For more than a week, I’ve seen numerous articles about an internal fight between the Board and Principal of Melbourne’s Methodist Ladies' College, a private girls' school.
Principal Rosa Storelli has been sacked for alleged overpayments of $700,000 over 10 years. It appears to be a dispute over accounting methods, but the police have not been called and everyone is at pains to deny any deliberate wrongdoing.
As outrageous a sum as that may be, why should I care about the shenanigans at a school I know nothing about? I’m not interested in discussing the scandal itself, but I am astonished that such goings on are making national news.
If Storelli had done something really interesting – run through the quadrangle naked, perhaps – that I could understand, particularly if caught on video. But as it stands, why is it making headlines?
I suppose there is some justification for the scandal dominating the headlines of the suburban newspaper in the school’s local area, but can media organisations like The Age, the Sydney Morning Herald (SMH), Nine MSN and the Australian Financial Review (AFR), to name just a few, justify running it for days and days? Surely not. Almost a week after it broke, the story continues to run, including two pieces in The Age today.
Surely it is only of real interest to a very small number of people; those parents who are forking out as much as $23,000 per year in fees for example. And, yes, noone knows better than I do that taxpayers money has also been involved in the running of this school, but while that is a much bigger (and more newsworthy) issue than the financial accounting anomalies or otherwise of an individual school, with the honourable exception of this article by James Campbell, it hasn’t been noted very much in the coverage I have seen.
I remember becoming increasingly irritated with a regular columnist in the SMH who would occasionally fill his allotted column inches pontificating about the internecine politics of GPS football games. Needless to say, I didn’t read them, but the arrogance of the assumption that the average newspaper reader might be interested in such trivia about schools most could never hope to send their kids to got right up my nose. And so it is with this latest MLC malarkey.
Imagine if a similar story broke about the misbehaviour of the Principal of a public high school in the western suburbs of Sydney (they can only dream of any kind of overpayment, of course, let alone one of $700,000 in allowances on top of their salary). It might warrant a headline or two, depending on how serious the offence, but if it was merely a squabble between the school’s P&C Treasurer and the Principal over the little expenditure they have discretionary control over, it is hard to see it interesting many big-end-of-town journos.

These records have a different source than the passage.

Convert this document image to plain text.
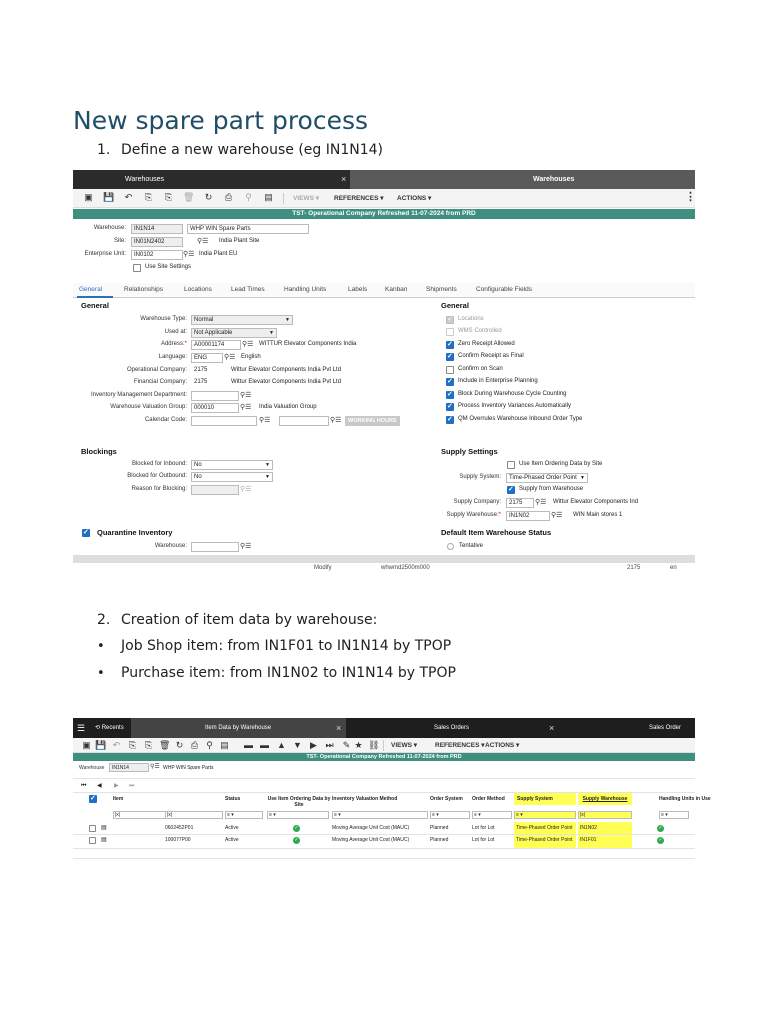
New spare part process
1. Define a new warehouse (eg IN1N14)
Warehouses	×	Warehouses
▣ 💾 ↶ ⎘ ⎘ 🗑 ↻ ⎙ ⚲ ▤	VIEWS ▾ REFERENCES ▾ ACTIONS ▾	⋮
TST- Operational Company Refreshed 11-07-2024 from PRD
Warehouse:	IN1N14	WHP WIN Spare Parts
Site:	IN01N2402	⚲☰ India Plant Site
Enterprise Unit:	IN0102	⚲☰ India Plant EU
Use Site Settings
General	Relationships	Locations	Lead Times	Handling Units	Labels	Kanban	Shipments	Configurable Fields
General
Warehouse Type:	Normal	▼
Used at:	Not Applicable	▼
Address:*	A00001174	⚲☰ WITTUR Elevator Components India
Language:	ENG	⚲☰ English
Operational Company: 2175	Wittur Elevator Components India Pvt Ltd
Financial Company: 2175	Wittur Elevator Components India Pvt Ltd
Inventory Management Department:	⚲☰
Warehouse Valuation Group:	000010	⚲☰ India Valuation Group
Calendar Code:	⚲☰	⚲☰	WORKING HOURS
General
✓
Locations
WMS Controlled
✓
Zero Receipt Allowed
✓
Confirm Receipt as Final
Confirm on Scan
✓
Include in Enterprise Planning
✓
Block During Warehouse Cycle Counting
✓
Process Inventory Variances Automatically
✓
QM Overrules Warehouse Inbound Order Type
Blockings
Blocked for Inbound:	No	▼
Blocked for Outbound:	No	▼
Reason for Blocking:	⚲☰
Supply Settings
Use Item Ordering Data by Site
Supply System:	Time-Phased Order Point ▼
✓
Supply from Warehouse
Supply Company:	2175	⚲☰ Wittur Elevator Components Ind
Supply Warehouse:*	IN1N02	⚲☰ WIN Main stores 1
✓
Quarantine Inventory
Warehouse:	⚲☰
Default Item Warehouse Status
Tentative
Modify	whwmd2500m000	2175	en
2. Creation of item data by warehouse:
• Job Shop item: from IN1F01 to IN1N14 by TPOP
• Purchase item: from IN1N02 to IN1N14 by TPOP
☰ ⟲ Recents	Item Data by Warehouse	×	Sales Orders	×	Sales Order
▣ 💾 ↶ ⎘ ⎘ 🗑 ↻ ⎙ ⚲ ▤ ▬ ▬ ▲ ▼ ▶ ⏭ ✎ ★ ⛓ VIEWS ▾	REFERENCES ▾ ACTIONS ▾
TST- Operational Company Refreshed 11-07-2024 from PRD
Warehouse	IN1N14	⚲☰ WHP WIN Spare Parts
⏮ ◀ ▶ ⏭
✓
Item	Status	Use Item Ordering Data by Site
Inventory Valuation Method	Order System	Order Method	Supply System	Supply Warehouse	Handling Units in Use
|x|	|x|	≡ ▾	≡ ▾	≡ ▾	≡ ▾	≡ ▾	≡ ▾	|x|	≡ ▾
▤	0602452P01	Active	✓	Moving Average Unit Cost (MAUC)	Planned	Lot for Lot	Time-Phased Order Point IN1N02	✓
▤	100077P00	Active	✓	Moving Average Unit Cost (MAUC)	Planned	Lot for Lot	Time-Phased Order Point IN1F01	✓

It is difficult not to assume that the reason special interest stories like these get such a run is because the people who write for and edit our major news media both attended and send their own kids to such privileged schools. It is all about the self-interests of members of a particular club or – dare I say – class.
Their assumption that what interests them, must interest the rest of us reveals a great deal about their view of their own importance. Particularly considering that schools like these educate as few as 5% of all Australia’s children. When you look at them that way, their internal goings on really don’t matter very much at all.
There is, however, one reason why it might make sense to run a story or two about the failures and scandals of such self important but largely irrelevant schools like MLC, but it wouldn’t be by pretending they are serious “news”. Let’s accept them for what they actually are – entertainment. Good old reliable schadenfreude – one of my favourite words for one of my favourite emotions – there is no denying it is just good fun watching the once high and mighty with very plebian egg all over their faces.
But after six solid days of it – word to the news desks of our major publications – can you give it a rest?